La pensée du chemin parcouru laisse une impression vaguement vertigineuse, comme lorsque celui qu'on a vu déchaîner 500 personnes la veille contemple, attendri, ses toutes premières chaussures de foot. Ce garage, c'est " le point de ralliement ", là où tout a commencé. Mike se souvient de ces nuits où il fallait surcharger la voiture avant de partir pour un concert à l'autre bout du pays. Enfin, rapide passage par les " Locaux Rock " mis à disposition des groupes par la ville pour une somme modique. C'est ici que Dionysos répétait lors des trois premières années de son existence, alors que Babeth ne faisait pas encore partie de l'aventure. Ce n'est pas sans émotion que les garçons retrouvent les salles de répét' qui, à l'époque, leur paraissaient bien plus grandes : une quinzaine de personnes, les potes, le premier public, venaient s'y entasser tous les samedis après-midi avant qu'on ne vienne sortir le groupe presque de force à 20 heures.

L'AMOUR DU RISQUE
Après ce voyage dans le temps, Dionysos se sent des envies de bouger. Un peu comme s'il avait constamment besoin d'une dose d'adrénaline, de sensations intenses pour continuer à respirer. Alors, quand il n'y a pas de concert, on trouve autre chose : le fameux longboard, plus souple et plus rapide qu'un skate, n'est jamais loin. Mais aujourd'hui, c'est la kart qui a les faveurs du groupe. Après un quart d'heure à plus de 50 kilomètres/heure les fesses au ras du sol, tout le monde affiche une expression jubilatoire. Au point de remettre ça après le dîner. Quand on vous disait que Dionysos ne s'arrête jamais ! Ou alors, très très tard dans la nuit…
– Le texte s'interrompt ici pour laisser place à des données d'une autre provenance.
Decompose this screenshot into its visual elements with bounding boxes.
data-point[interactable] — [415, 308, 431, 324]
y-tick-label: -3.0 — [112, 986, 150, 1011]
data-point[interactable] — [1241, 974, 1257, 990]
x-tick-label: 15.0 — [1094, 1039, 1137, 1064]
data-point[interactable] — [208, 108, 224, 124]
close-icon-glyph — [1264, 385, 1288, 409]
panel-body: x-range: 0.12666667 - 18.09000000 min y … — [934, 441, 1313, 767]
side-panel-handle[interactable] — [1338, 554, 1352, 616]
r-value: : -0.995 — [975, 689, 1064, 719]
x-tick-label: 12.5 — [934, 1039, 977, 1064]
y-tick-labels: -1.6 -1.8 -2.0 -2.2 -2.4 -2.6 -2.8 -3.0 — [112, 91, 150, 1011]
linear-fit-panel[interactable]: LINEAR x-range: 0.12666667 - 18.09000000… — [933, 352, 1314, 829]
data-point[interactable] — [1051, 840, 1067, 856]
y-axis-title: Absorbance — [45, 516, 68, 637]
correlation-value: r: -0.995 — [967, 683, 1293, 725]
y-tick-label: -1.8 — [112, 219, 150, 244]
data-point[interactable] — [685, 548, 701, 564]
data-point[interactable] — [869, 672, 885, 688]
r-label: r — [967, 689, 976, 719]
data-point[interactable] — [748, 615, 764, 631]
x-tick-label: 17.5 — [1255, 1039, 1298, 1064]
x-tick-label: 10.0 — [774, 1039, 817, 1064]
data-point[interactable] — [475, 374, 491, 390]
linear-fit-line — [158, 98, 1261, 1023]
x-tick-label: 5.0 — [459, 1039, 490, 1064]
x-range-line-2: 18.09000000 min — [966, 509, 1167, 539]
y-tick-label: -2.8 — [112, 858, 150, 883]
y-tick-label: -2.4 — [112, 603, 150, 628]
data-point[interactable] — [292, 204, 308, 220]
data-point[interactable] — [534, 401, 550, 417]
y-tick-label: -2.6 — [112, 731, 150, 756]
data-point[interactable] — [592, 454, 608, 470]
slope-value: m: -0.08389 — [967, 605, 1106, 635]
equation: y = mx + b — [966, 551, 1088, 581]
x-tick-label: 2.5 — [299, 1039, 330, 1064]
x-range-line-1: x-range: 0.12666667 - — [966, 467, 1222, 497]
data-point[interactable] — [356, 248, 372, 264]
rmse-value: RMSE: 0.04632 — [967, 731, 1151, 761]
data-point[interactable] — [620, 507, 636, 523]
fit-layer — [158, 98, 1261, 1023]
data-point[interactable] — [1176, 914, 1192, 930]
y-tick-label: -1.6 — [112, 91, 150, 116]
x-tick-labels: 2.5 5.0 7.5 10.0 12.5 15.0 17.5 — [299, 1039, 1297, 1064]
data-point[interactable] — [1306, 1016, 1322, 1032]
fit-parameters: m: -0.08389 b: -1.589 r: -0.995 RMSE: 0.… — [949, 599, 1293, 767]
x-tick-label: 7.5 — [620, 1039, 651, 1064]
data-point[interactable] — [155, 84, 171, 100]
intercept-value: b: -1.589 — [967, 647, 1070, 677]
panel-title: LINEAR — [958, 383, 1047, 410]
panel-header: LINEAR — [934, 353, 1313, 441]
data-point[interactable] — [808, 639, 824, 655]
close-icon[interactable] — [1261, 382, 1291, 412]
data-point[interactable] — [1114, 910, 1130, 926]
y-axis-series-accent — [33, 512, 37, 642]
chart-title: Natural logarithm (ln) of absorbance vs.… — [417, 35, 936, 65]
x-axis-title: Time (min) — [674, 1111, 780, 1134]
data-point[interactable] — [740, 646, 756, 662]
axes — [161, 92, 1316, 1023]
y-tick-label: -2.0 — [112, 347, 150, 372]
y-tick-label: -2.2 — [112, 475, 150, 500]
Au terme de ces deux jours, ce que l'on soupçonnait déjà est largement confirmé. Dionysos nage dans le bonheur. Son quatrième album, Western sous la neige, enregistré par Steve " Nirvana-Pixies " Albini, a confirmé son statut de groupe d'exception, hors normes tant pour ses performances scéniques hautes en couleur, pour la poésie touchante et drôle de ses textes, pour l'ingéniosité des mélodies, que pour la singularité d'un rock ludique et brinquebalant. Et parce que chez lui, les risques se prennent avec gourmandise… " Rien que le fait de sentir qu'on est sur une nouvelle voie, ça nous excite tous, assure Mathias. C'est comme ça depuis le début du groupe. Même quand on se perd un peu, qu'il commence à faire un peu noir et qu'on ne sait pas trop où on va arriver, on aime bien ça. " Dionysos est un groupe exceptionnel parce qu'il ne s'endort presque jamais, encore moins sur ses lauriers. Et qu'humainement, le côtoyer est une expérience mémorable tant son euphorie est contagieuse.